À la fin des concerts, on aime retrouver les musiciens qui nous ont touchés dans les disques, manière de revivre un peu la magie vivante de la représentation. On se plaisait ainsi à l’issue de soirées au festival de La Roque-d’Anthéron à reprendre le CD de Marie-Ange Nguci paru pourtant en 2017 chez Mirare (mais pour la musique, il n’y a pas de date de péremption), En Miroir. Ajoutons au plaisir musical la remarquable introduction signée par la jeune pianiste qui rédige une présentation du propos, des œuvres, des musiciens à la fois érudite, documentée, réfléchie, passionnante. Est ainsi expliqué le titre : s’inscrivant dans l’histoire de la composition, l’artiste souligne combien les auteurs comme César Franck, Camille Saint-Saëns et Thierry Escaich ont créé pour le piano alors qu’ils comptent « parmi les plus grands organistes et improvisateurs de leur temps ». « Attirés par la richesse et les potentialités presque infinies de l’orgue, jusqu’à y consacrer une partie substantielle de leur activité et officier quotidiennement en accompagnant les rites liturgiques », ils explorent les nouveaux modes musicaux, nourris des musiques du passé, dont la création pour piano se voit irriguée.
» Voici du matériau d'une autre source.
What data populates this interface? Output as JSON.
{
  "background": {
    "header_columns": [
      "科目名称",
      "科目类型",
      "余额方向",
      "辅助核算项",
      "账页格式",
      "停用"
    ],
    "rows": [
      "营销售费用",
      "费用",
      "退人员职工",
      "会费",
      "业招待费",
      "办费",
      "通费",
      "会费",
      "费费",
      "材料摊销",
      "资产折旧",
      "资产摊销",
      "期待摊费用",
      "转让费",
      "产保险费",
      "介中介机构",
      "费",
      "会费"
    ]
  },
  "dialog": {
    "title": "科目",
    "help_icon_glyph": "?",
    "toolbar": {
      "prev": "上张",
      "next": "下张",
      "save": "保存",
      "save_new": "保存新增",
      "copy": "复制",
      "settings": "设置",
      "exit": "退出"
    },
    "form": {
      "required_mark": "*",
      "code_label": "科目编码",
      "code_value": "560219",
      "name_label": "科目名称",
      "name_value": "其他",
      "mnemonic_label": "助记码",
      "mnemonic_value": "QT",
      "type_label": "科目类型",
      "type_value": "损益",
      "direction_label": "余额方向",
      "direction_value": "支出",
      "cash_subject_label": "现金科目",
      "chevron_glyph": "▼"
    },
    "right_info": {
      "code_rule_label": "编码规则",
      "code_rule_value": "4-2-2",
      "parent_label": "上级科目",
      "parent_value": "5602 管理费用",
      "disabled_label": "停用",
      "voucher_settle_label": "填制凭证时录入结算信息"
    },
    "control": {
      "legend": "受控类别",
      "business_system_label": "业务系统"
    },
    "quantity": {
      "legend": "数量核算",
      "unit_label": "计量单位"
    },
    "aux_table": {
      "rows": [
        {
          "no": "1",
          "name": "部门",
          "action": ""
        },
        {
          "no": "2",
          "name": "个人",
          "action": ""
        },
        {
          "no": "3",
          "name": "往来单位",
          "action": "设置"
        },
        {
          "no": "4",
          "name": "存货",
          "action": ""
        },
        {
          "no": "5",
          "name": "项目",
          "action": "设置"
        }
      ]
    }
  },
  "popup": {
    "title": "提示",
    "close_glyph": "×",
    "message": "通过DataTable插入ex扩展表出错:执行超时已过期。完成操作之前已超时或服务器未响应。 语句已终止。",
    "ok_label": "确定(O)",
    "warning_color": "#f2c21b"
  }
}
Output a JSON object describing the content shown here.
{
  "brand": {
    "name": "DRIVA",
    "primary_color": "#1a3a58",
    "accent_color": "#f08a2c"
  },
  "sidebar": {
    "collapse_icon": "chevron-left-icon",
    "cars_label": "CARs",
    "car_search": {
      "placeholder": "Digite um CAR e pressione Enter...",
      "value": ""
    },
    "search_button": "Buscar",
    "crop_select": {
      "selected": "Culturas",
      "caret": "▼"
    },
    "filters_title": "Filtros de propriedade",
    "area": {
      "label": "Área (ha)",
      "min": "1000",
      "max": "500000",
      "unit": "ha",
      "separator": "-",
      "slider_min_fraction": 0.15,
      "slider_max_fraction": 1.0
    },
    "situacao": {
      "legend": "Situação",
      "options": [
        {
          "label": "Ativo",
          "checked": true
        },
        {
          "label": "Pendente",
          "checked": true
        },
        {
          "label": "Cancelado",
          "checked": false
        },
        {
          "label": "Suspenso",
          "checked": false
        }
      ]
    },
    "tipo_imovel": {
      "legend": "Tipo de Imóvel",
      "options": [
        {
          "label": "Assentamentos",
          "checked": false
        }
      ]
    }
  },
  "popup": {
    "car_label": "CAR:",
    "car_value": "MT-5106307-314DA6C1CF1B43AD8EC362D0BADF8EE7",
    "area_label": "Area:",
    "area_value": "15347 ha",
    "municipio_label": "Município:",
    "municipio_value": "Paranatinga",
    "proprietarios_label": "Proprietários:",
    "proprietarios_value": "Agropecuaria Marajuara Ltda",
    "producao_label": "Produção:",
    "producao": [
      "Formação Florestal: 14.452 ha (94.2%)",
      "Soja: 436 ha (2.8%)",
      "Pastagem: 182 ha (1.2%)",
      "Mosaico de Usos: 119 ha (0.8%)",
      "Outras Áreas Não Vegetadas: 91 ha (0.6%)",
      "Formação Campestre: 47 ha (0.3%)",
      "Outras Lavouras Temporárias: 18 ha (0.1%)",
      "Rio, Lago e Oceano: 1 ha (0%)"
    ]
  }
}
Ambitieux techniquement et musicalement
Miroir entre les époques, les instruments, les compositions de ces musiciens, ainsi contextualisées, prennent une nouvelle saveur. Notre écoute se modifie, on recherche les échos, les harmonies voisines. On se penche à propos d’une réécriture de Bach par Busoni sur la manière de compenser « la réverbération et la spatialisation du son de cathédrale par une réécriture, mais aussi par un usage intelligent des pédales, y compris la nouvelle pédale tonale » (dont, cocorico ! on doit la première manifestation au « facteur marseillais Boisselot en 1844 et [qui fut] réhabilitée en 1874 par Steinway »). Les intentions de chaque pièce sont développées, analysées par la pianiste et on se plaît à retrouver dans ses magistrales interprétations les nuances, les mouvements, les articulations.
Le programme du CD, ambitieux techniquement et musicalement, nous mène de Franck, Bach/Busoni, Escaich à Saint-Saëns. La précision du jeu, son intelligence, sa capacité à transmettre une émotion, à donner un sens, à raconter une histoire, accorde une couleur particulière à cet opus. Palette délicate, charpente puissante, une interprétation qui n’en rajoute pas mais sait transcrire avec passion époques et registres. En Miroir est un premier album magistral dans tous les sens du terme !
MARYVONNE COLOMBANI
En Miroir, de Marie-Ange Nguci, aux éditions Mirare, 20 €.